One thing at a time, as beautiful as possible. 


Words by Nic Henderson & Thom Barnett

Images from by Ian Hibell and India Hobson


Comments on this post (4)

  • Apr 27, 2024

    Dear Mamnick,

    I don’t know whether you remember, but you generously allowed me you to use a picture you had of Junko Tabei, the first woman to ascend Everest. The picture of her standing on top of Mount Everest is to appear, with your credit, in the November/December edition of the magazine ‘Wired For Adventure’.

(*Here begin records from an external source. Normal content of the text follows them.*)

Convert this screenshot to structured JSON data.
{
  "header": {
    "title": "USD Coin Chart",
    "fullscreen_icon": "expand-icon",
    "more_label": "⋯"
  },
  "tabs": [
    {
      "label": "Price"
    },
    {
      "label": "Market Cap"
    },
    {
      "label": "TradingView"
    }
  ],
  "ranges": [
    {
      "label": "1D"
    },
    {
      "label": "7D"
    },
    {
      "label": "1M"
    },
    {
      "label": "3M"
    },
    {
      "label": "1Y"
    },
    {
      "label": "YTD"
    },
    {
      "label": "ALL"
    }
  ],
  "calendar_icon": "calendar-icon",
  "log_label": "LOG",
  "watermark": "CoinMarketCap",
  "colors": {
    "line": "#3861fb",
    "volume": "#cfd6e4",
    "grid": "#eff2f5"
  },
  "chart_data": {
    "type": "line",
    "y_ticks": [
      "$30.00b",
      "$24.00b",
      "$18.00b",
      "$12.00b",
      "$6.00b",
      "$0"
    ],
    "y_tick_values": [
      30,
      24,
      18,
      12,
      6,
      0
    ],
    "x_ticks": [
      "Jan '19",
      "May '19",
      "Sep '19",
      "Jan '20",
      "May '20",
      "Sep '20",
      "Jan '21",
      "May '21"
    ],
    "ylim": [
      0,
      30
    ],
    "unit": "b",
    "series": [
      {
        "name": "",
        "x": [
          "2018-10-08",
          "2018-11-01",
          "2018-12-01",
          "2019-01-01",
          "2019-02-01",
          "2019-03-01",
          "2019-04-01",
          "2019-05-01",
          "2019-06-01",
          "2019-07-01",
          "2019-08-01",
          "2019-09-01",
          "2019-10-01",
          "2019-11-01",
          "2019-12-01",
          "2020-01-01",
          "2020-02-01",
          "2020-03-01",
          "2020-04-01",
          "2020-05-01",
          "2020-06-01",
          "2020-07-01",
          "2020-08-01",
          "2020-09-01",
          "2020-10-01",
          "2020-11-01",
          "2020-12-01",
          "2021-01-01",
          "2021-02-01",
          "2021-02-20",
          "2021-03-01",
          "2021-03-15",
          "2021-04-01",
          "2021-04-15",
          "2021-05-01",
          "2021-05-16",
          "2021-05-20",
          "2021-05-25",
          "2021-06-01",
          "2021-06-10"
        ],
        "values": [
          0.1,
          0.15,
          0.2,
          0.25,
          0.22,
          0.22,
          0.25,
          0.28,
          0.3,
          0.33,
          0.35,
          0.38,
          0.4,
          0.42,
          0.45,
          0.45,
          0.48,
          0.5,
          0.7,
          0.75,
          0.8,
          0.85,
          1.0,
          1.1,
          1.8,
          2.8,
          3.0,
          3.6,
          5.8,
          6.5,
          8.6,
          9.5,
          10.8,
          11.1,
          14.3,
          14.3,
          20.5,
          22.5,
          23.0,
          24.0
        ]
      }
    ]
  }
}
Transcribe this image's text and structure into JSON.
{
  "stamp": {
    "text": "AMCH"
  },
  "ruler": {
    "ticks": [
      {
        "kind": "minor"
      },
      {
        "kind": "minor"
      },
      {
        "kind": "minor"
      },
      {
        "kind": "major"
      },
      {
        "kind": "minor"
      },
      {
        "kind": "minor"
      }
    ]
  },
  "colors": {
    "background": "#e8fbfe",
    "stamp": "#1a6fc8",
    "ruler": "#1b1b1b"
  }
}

    Once again, I’m asking for your help. I notice you have a couple of pictures of Ian Hibell, the extraordinary cyclist who spent over 40 years cycling across all seven continents, only to be killed in Greece on one of his tours. I’ve written an article about his exceptional life which will occur in the next copy of ‘Wired For Adventure’. However, I’ve desperately attempted to find pictures of Ian cycling but have not been successful.

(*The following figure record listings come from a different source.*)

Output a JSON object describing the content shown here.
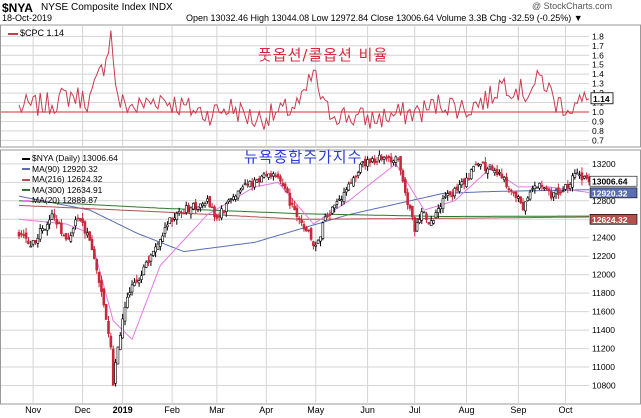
{
  "header": {
    "ticker": "$NYA",
    "name": "NYSE Composite Index INDX",
    "date": "18-Oct-2019",
    "quote_line": "Open 13032.46  High 13044.08  Low 12972.84  Close 13006.64  Volume 3.3B  Chg -32.59 (-0.25%) ▼",
    "watermark": "@ StockCharts.com"
  },
  "upper_panel": {
    "legend": "$CPC 1.14",
    "annotation": "풋옵션/콜옵션 비율",
    "last_value_label": "1.14"
  },
  "main_panel": {
    "legend": [
      {
        "label": "$NYA (Daily) 13006.64",
        "color": "#000000"
      },
      {
        "label": "MA(90) 12920.32",
        "color": "#5a6eb4"
      },
      {
        "label": "MA(216) 12624.32",
        "color": "#b4504b"
      },
      {
        "label": "MA(300) 12634.91",
        "color": "#2d782d"
      },
      {
        "label": "MA(20) 12889.87",
        "color": "#e678e6"
      }
    ],
    "annotation": "뉴욕종합주가지수",
    "price_tag": "13006.64",
    "ma90_tag": "12920.32",
    "ma216_tag": "12624.32"
  },
  "colors": {
    "up": "#000000",
    "down": "#c8283c",
    "cpc_line": "#c83c50",
    "ma90": "#5a6eb4",
    "ma216": "#b4504b",
    "ma300": "#2d782d",
    "ma20": "#e678e6",
    "ref_line": "#d23232",
    "grid": "#d4d4d4"
  },
  "chart_data": [
    {
      "type": "line",
      "name": "$CPC",
      "ylim": [
        0.63,
        1.92
      ],
      "yticks": [
        0.7,
        0.8,
        0.9,
        1.0,
        1.1,
        1.2,
        1.3,
        1.4,
        1.5,
        1.6,
        1.7,
        1.8
      ],
      "reference_line": 1.0,
      "x_range": [
        0,
        242
      ],
      "keypoints": [
        [
          0,
          1.05
        ],
        [
          12,
          1.08
        ],
        [
          22,
          1.18
        ],
        [
          30,
          1.12
        ],
        [
          36,
          1.5
        ],
        [
          39,
          1.82
        ],
        [
          42,
          1.1
        ],
        [
          50,
          1.05
        ],
        [
          60,
          1.15
        ],
        [
          70,
          1.05
        ],
        [
          80,
          0.98
        ],
        [
          90,
          1.05
        ],
        [
          100,
          0.92
        ],
        [
          110,
          0.98
        ],
        [
          120,
          1.1
        ],
        [
          125,
          1.42
        ],
        [
          130,
          1.02
        ],
        [
          140,
          0.95
        ],
        [
          150,
          0.92
        ],
        [
          160,
          0.97
        ],
        [
          170,
          1.0
        ],
        [
          180,
          1.1
        ],
        [
          190,
          1.03
        ],
        [
          195,
          1.1
        ],
        [
          200,
          1.15
        ],
        [
          205,
          1.32
        ],
        [
          215,
          1.2
        ],
        [
          222,
          1.36
        ],
        [
          228,
          1.1
        ],
        [
          235,
          1.05
        ],
        [
          242,
          1.14
        ]
      ],
      "last_value": 1.14,
      "grid": true
    },
    {
      "type": "candlestick",
      "name": "$NYA (Daily)",
      "ylim": [
        10600,
        13350
      ],
      "yticks": [
        10800,
        11000,
        11200,
        11400,
        11600,
        11800,
        12000,
        12200,
        12400,
        12600,
        12800,
        13000,
        13200
      ],
      "xticks": [
        {
          "label": "Nov",
          "day": 6
        },
        {
          "label": "Dec",
          "day": 27
        },
        {
          "label": "2019",
          "day": 44
        },
        {
          "label": "Feb",
          "day": 65
        },
        {
          "label": "Mar",
          "day": 84
        },
        {
          "label": "Apr",
          "day": 105
        },
        {
          "label": "May",
          "day": 126
        },
        {
          "label": "Jun",
          "day": 148
        },
        {
          "label": "Jul",
          "day": 168
        },
        {
          "label": "Aug",
          "day": 190
        },
        {
          "label": "Sep",
          "day": 212
        },
        {
          "label": "Oct",
          "day": 232
        }
      ],
      "x_range": [
        0,
        242
      ],
      "close_keypoints": [
        [
          0,
          12450
        ],
        [
          5,
          12300
        ],
        [
          10,
          12500
        ],
        [
          15,
          12650
        ],
        [
          20,
          12350
        ],
        [
          25,
          12600
        ],
        [
          30,
          12400
        ],
        [
          33,
          12050
        ],
        [
          36,
          11700
        ],
        [
          39,
          11200
        ],
        [
          40,
          10830
        ],
        [
          42,
          11250
        ],
        [
          46,
          11800
        ],
        [
          52,
          12000
        ],
        [
          58,
          12300
        ],
        [
          64,
          12600
        ],
        [
          70,
          12700
        ],
        [
          76,
          12750
        ],
        [
          80,
          12800
        ],
        [
          84,
          12600
        ],
        [
          88,
          12750
        ],
        [
          94,
          12950
        ],
        [
          100,
          13000
        ],
        [
          106,
          13100
        ],
        [
          110,
          13050
        ],
        [
          114,
          12850
        ],
        [
          118,
          12600
        ],
        [
          122,
          12500
        ],
        [
          126,
          12300
        ],
        [
          130,
          12600
        ],
        [
          136,
          12800
        ],
        [
          140,
          13000
        ],
        [
          146,
          13200
        ],
        [
          150,
          13250
        ],
        [
          156,
          13250
        ],
        [
          161,
          13230
        ],
        [
          165,
          12800
        ],
        [
          168,
          12500
        ],
        [
          171,
          12700
        ],
        [
          175,
          12550
        ],
        [
          180,
          12800
        ],
        [
          185,
          12900
        ],
        [
          190,
          13050
        ],
        [
          195,
          13200
        ],
        [
          200,
          13150
        ],
        [
          205,
          13050
        ],
        [
          210,
          12900
        ],
        [
          214,
          12700
        ],
        [
          218,
          12950
        ],
        [
          222,
          13000
        ],
        [
          226,
          12850
        ],
        [
          232,
          12950
        ],
        [
          237,
          13080
        ],
        [
          242,
          13006.64
        ]
      ],
      "last_close": 13006.64,
      "moving_averages": [
        {
          "name": "MA(90)",
          "last": 12920.32,
          "points": [
            [
              0,
              12850
            ],
            [
              30,
              12700
            ],
            [
              50,
              12450
            ],
            [
              70,
              12250
            ],
            [
              100,
              12350
            ],
            [
              140,
              12650
            ],
            [
              180,
              12880
            ],
            [
              200,
              12900
            ],
            [
              242,
              12920.32
            ]
          ]
        },
        {
          "name": "MA(216)",
          "last": 12624.32,
          "points": [
            [
              0,
              12750
            ],
            [
              60,
              12680
            ],
            [
              120,
              12600
            ],
            [
              180,
              12610
            ],
            [
              242,
              12624.32
            ]
          ]
        },
        {
          "name": "MA(300)",
          "last": 12634.91,
          "points": [
            [
              0,
              12800
            ],
            [
              60,
              12720
            ],
            [
              120,
              12660
            ],
            [
              180,
              12630
            ],
            [
              242,
              12634.91
            ]
          ]
        },
        {
          "name": "MA(20)",
          "last": 12889.87,
          "points": [
            [
              0,
              12600
            ],
            [
              20,
              12550
            ],
            [
              30,
              12450
            ],
            [
              40,
              11500
            ],
            [
              48,
              11300
            ],
            [
              60,
              12100
            ],
            [
              80,
              12650
            ],
            [
              100,
              12950
            ],
            [
              110,
              13000
            ],
            [
              125,
              12550
            ],
            [
              140,
              12800
            ],
            [
              160,
              13200
            ],
            [
              172,
              12700
            ],
            [
              185,
              12800
            ],
            [
              200,
              13150
            ],
            [
              212,
              12950
            ],
            [
              225,
              12950
            ],
            [
              242,
              12889.87
            ]
          ]
        }
      ],
      "grid": true
    }
  ]
}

    Would it be possible to use the black and white picture of Ian cycling and the colour photograph of him in the desert? Obviously the images will be credited to Mamnick.

    Many thanks.

    Roger Bunyan

    PS My wife is still enjoying wearing the Junko Tabei I had from you!

    — Roger Bunyan

  • Jan 21, 2014

    Just thought I’d drop you a line to tell you your really rocks! I have been looking for this sort of information for a long time.. I don’t usually reply to posts but I will in this case. WoW terrific great. and Happy New Year!

    — как лечить опухоль

  • Jan 01, 2014

    Thanks to
    It’s interesting :)

    — Tumeestuads

  • Oct 22, 2013

    Thomas what an achievement to think about this. Well done. Hope you succeed in the future.